Jim Howitt was a mentor of mine in life. When I was in my early 20’s working at a marketing company, he was in his late 60’s having returned from retirement to work in our office. For the first year or so, I didn’t know much about Jim, but each time I worked with him he was genuinely interested in talking me as a person before the task I was asking him to help with. It wasn’t his job, he implicitly taught me that skill that I attribute to my own success in the classroom and workplace: care for the person and their service to you and others will benefit.
In one of our conversations, I learned that Jim had started modestly as an immigrant to Canada from England. He worked his way through the auto industry in Detroit and became a high-ranking executive at Chrysler during the Iacocca era when Chrysler was booming. This post-retirement job was simply a way for him to keep active and social.

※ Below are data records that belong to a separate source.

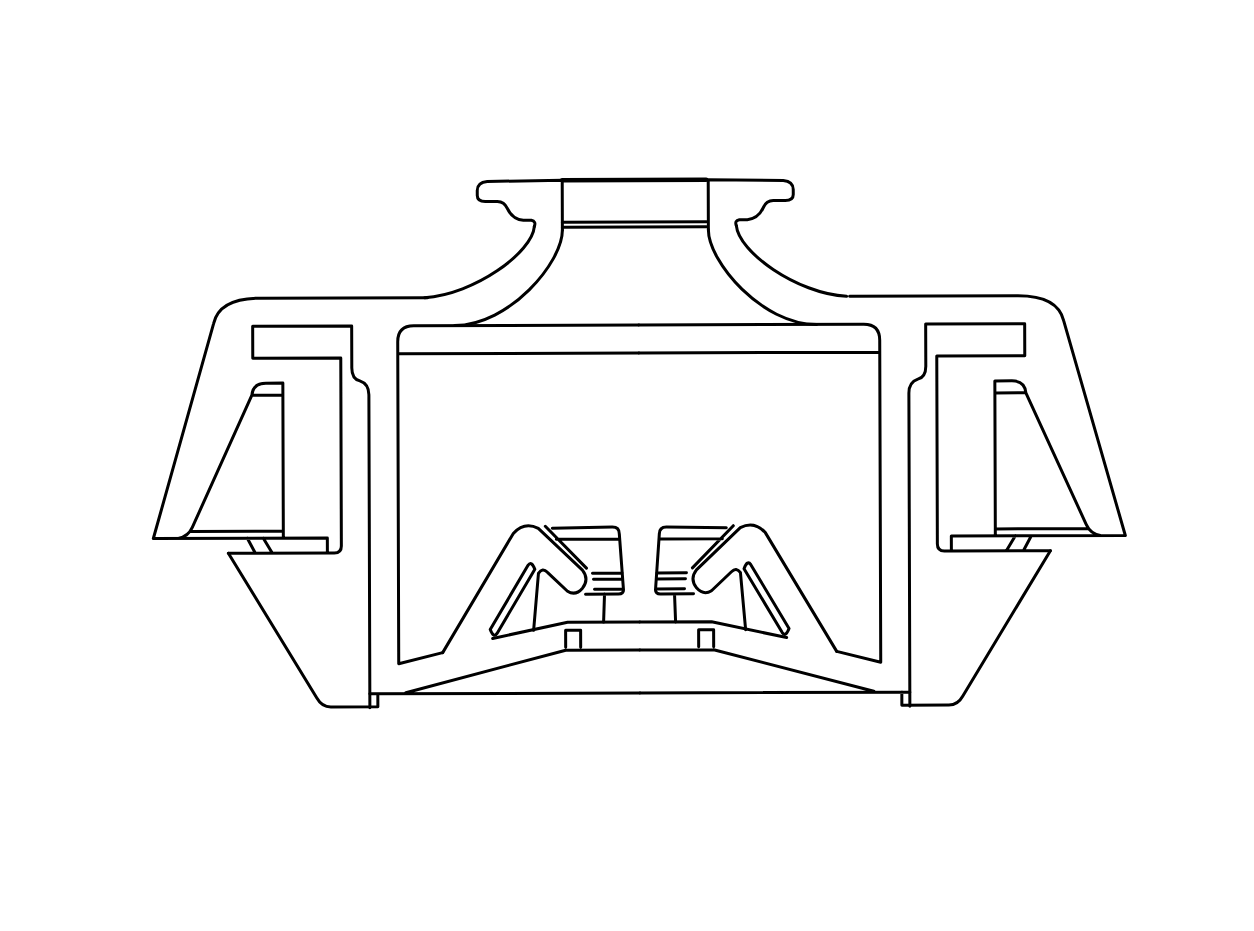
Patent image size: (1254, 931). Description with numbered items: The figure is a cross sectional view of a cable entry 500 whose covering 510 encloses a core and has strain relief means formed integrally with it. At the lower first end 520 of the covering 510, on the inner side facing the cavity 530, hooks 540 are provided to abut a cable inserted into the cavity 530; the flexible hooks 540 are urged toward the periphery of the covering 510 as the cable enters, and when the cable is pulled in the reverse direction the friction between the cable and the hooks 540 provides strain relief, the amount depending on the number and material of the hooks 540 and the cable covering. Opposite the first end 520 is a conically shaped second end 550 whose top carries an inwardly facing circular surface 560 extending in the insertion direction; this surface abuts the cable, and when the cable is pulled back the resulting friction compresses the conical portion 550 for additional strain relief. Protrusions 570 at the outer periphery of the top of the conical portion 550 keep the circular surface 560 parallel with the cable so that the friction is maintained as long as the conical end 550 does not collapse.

The cable entry 500 is at (685, 472).
The covering 510 is at (1048, 340).
The first end 520 is at (758, 673).
The cavity 530 is at (398, 618).
The hooks 540 is at (498, 587).
The conically shaped second end 550 is at (813, 307).
The circular surface 560 is at (695, 190).
The protrusions 570 is at (517, 195).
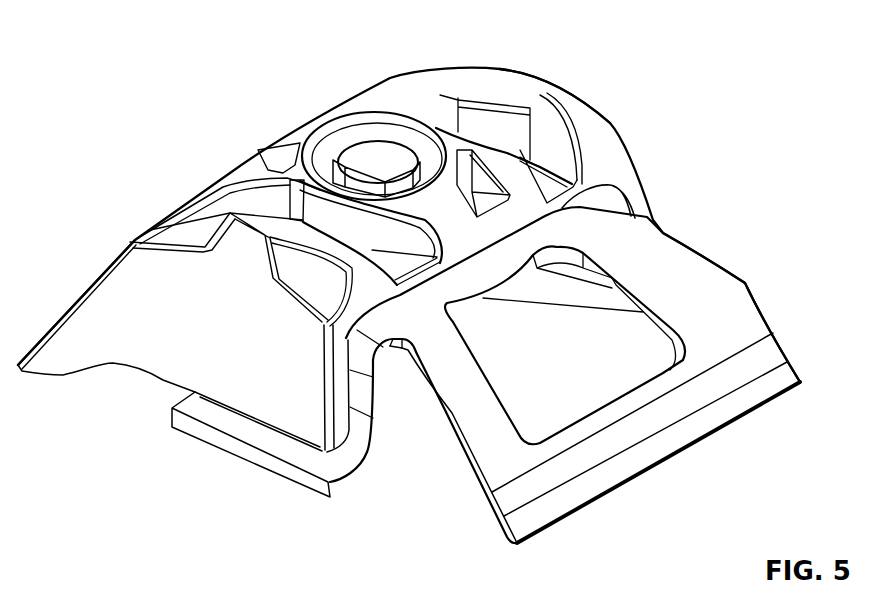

I asked how Jim felt he had become so successful. Jim revealed to me without hesitation, “I never said that’s not my job.” At the dawn of my professional life, these words imprinted upon my heart.
I think of Jim all the time, like a wise grandfather I enjoyed for a glimpse of time. This week as I shoveled the walks before staff and students arrived in a snow storm, I had no fewer than three adults and children ask, “Why are you shoveling, that’s not your job?” I had to smile and wonder if Jim is still alive, then I responded to each of them, “What does that mean, not my job? It needs to be done. This is how you succeed.”